Они залетали иногда в нашу пыль, на пятиэтажные улицы в зарослях полыни, лебеды и молочаев: голубое перышко в низеньких зарослях горца птичьего во дворе, где голуби лакомились крохотными семенами; или фосфорический олень, любоваться которым надо было, забравшись в шкаф у соседей — на свету он ничего собой не представлял, а в шкафу рос, становился большим и уводил за нафталиновые горы, за коврик с оленями — в вольные леса, где на скалах растут замки, похожие на гнезда поганок.

Некоторые жили в маминой коробке, нездешним сиянием выламываясь из будничной кучи запасных пуговиц: павлинья, золотая-лиловая-зеленая; бирюзовая, как небесный утренний глаз, синяя, как ночной. Они возникали иногда, как король Лир в изгнании, как бывший князь за рулем такси в бедном квартале — тонкая перчатка, лоскуток бархата, лорнет, французская монета, пузырек духов из иной жизни, китайский веер, серебряный браслет, вилочка о двух зубчиках, уместная в хрущевке, как колибри в тайге.

Иногда у них был свой праздник — кобальтовые чашки кружили по накрахмаленной скатерти, как ансамбль «Березка», водили хороводы вокруг чайника, звенели золоченые ложки, поднимался пар, шуршала фольга и пахло индийским чаем, глубоким и медово-коричневым, как темное дерево стола под густым слоем прочного лака.

Иногда были катастрофы — генуборка в мое отсутствие; приезжая с каникул, я недосчитывалась верных бойцов и старых друзей: туфли, из которых я выросла, отданы, человечка в щели штукатурки замуровали, грязевой щенок на туалетной плитке смыт, доброжелательную петельку пролитого лака для ногтей стерли с пола, а она мне каждый раз улыбалась.

Выбрасывать вещи — как резать на мясо говорящих зверей. Их можно выбросить, когда они уже трупы — распались на части, разрушились, ничего не говорят.
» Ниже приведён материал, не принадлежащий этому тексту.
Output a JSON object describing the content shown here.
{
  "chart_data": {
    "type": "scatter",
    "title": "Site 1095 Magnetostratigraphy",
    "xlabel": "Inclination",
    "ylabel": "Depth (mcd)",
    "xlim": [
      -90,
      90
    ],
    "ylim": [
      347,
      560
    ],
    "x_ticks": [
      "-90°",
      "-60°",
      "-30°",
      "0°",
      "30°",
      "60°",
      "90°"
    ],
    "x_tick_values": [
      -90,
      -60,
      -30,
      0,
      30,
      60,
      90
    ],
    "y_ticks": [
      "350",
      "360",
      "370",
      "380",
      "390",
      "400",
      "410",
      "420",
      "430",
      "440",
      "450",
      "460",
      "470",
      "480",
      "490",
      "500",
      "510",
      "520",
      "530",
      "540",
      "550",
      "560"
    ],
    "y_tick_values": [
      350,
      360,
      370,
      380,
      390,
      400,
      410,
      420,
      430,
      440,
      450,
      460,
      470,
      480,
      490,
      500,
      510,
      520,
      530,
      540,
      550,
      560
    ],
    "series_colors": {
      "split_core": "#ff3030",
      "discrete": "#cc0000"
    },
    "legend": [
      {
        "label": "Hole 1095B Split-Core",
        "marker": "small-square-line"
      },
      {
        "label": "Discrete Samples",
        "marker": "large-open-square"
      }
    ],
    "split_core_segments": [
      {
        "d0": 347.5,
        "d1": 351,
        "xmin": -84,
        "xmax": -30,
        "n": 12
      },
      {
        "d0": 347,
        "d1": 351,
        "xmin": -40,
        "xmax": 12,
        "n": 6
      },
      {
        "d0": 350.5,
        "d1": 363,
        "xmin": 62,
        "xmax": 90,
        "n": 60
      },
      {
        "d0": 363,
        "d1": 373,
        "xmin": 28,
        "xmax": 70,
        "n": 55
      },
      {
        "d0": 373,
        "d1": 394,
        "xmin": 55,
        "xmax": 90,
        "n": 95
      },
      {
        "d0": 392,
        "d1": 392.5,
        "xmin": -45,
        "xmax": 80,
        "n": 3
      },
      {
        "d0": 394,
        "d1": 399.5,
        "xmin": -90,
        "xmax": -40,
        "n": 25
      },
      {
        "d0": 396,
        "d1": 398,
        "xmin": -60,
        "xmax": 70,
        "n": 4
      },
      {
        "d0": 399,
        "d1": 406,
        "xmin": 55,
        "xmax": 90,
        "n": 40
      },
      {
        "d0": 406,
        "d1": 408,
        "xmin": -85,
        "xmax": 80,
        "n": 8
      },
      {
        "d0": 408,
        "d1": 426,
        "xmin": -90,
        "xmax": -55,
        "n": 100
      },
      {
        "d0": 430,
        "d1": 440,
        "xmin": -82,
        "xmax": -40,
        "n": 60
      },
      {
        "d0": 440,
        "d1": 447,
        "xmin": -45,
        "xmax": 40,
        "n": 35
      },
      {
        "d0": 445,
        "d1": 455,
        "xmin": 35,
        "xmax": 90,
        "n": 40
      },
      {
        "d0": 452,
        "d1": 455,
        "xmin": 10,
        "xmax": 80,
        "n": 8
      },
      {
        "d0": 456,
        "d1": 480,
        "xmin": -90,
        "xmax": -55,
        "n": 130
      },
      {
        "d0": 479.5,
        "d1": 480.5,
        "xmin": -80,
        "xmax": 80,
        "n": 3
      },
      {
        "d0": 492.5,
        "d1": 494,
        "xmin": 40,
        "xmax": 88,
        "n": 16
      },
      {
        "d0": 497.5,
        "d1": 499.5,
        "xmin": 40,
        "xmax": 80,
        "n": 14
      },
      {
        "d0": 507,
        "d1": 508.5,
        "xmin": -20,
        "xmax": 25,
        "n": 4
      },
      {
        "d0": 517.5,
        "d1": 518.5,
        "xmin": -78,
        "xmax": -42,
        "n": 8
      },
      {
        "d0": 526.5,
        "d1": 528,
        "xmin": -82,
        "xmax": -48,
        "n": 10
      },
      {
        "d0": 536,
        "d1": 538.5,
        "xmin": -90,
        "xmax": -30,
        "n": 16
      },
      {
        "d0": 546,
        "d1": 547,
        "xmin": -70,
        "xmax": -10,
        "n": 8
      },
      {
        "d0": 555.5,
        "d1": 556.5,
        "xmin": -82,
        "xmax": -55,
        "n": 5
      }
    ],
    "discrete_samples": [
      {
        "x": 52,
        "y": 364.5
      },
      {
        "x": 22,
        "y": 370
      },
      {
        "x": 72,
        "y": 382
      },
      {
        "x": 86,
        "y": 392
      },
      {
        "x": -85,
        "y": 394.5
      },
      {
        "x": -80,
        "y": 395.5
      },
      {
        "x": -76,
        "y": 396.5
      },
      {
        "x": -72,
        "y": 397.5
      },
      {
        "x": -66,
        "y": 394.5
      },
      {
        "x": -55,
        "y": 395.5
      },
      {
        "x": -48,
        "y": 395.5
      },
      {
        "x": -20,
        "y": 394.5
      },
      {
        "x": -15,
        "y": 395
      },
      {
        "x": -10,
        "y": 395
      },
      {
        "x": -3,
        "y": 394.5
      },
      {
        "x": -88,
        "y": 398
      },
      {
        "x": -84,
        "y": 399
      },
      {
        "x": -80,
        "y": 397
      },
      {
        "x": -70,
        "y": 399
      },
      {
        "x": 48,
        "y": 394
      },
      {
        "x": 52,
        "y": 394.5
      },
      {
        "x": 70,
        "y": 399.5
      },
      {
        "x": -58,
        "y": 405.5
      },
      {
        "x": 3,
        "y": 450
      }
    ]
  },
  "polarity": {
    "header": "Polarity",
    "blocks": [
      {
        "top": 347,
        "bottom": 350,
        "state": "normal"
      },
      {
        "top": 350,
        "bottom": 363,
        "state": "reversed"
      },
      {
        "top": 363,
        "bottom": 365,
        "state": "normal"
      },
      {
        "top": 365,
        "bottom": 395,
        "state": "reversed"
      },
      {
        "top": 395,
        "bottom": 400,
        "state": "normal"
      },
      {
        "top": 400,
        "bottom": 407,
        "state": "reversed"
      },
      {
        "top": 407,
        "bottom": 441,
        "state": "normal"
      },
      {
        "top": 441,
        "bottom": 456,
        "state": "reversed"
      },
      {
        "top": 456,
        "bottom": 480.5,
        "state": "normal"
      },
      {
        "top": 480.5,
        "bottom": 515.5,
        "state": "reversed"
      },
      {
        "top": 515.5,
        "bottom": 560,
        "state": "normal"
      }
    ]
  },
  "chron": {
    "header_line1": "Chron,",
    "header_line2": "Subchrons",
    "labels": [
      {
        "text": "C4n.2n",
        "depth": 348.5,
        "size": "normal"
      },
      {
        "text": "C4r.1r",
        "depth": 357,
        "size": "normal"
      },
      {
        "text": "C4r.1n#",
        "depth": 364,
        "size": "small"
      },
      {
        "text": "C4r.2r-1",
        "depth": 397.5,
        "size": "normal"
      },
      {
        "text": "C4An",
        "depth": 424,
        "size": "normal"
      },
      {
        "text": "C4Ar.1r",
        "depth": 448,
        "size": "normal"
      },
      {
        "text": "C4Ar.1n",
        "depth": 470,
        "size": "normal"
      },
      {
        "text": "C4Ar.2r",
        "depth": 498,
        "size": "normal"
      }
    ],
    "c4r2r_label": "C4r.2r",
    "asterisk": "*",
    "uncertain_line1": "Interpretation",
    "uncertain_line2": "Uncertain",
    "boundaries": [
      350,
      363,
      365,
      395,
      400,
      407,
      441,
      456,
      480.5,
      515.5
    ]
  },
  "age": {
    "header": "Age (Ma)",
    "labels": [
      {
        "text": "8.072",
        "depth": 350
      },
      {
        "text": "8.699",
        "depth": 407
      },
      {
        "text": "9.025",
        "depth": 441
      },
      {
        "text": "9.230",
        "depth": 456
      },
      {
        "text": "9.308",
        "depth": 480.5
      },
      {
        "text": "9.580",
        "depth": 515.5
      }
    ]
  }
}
Вон идет табуретка, ее то ли выгнали на улицу на старости лет, то ли сама ушла, чтобы не жить в приживалках. Тяжелая, сколоченная на совесть еще при Сталине, она прослужила больше полувека и помнит мытье в тазах и керосинки, она жила в крашенных казенной зеленой краской интерьерах, где лампочки не имели абажуров, а столы покрывались газетой. Ее поверхности укрыты слоями краски — белой и коричневой, и еще коричневой, и бежевой, и белой, и даже зеленой, и одно из-под другого, из-под пятницы суббота, из-под кофты рубашка, из-под нее еще какое-то исподнее торчит, из-под платка седые вихры. Вся в морщинах и мозолях, заскорузлая, характер суровый, возрастная деменция налицо — подозрительна, одержима бредом ущерба. Сама ушла, наверное, чтобы не отравили новенькие — профурсетки из Икеи, хлипкие, на чем ноги держатся. Теперь околачивается вокруг лакового стола, ей тоже наливают.

А про людей я как не знала ничего, так и не знаю.

Девять дней

«Когда бабушки умирают, они вряд ли становятся ангелами.

Я и вовсе не знаю, можно ли стать ангелом. Это как-то неканонично.

Да и бабушки наши — существа не ангельские. У них поджатые губы и жесткие глаза, они ни во что не верят и ни на что не надеются. Но вместо веры и надежды у них есть любовь, и ее много.

Они любили страну, любили мужей, любили детей и внуков, и страна списывала их в утиль, и мужья бросали, дети на них орали, когда они впали в старческий маразм, а внуки не писали и не звонили. А они, как солнце, которое не может не светить…» — на этом месте Ася остановилась и заплакала.

— Опять ревешь? — спросил Вадим.

— Опять реву, — ответила она.

— Что надо сделать, чтобы ты не ревела?

— Ничего не надо делать. Надо время. Время пройдет, и я перестану.

— Сколько должно пройти времени?

— Год, наверное.

— И ты весь год будешь реветь?

— Ну, не весь. Так, время от времени.

— Я чем-нибудь могу помочь?

— Можешь не замечать. А можешь обнять, например. И сказать что-нибудь нежное, — Ася уже привыкла, что Вадиму были нужны точные инструкции. Дожидаться, что он сам догадается, подойдет и обнимет, можно было весь год — а он бы так и не догадался. Или, может быть, размышлял бы, уместно это или неуместно, и пришел бы к выводу, что лучше не делать совсем, чем делать ошибочно. Ошибаться Вадим не хотел.

Он подошел, неуклюже обнял:

— Ты хорошая, — чмокнул в щеку. — Полегчало?

— Полегчало, спасибо, — Ася отцепила от себя его руки и пошла в ванну, сердито подумав «Чурбан деревянный». В ванной она включила воду, поревела, умылась, потом пошла на кухню шуршать в аптечке и пить персен.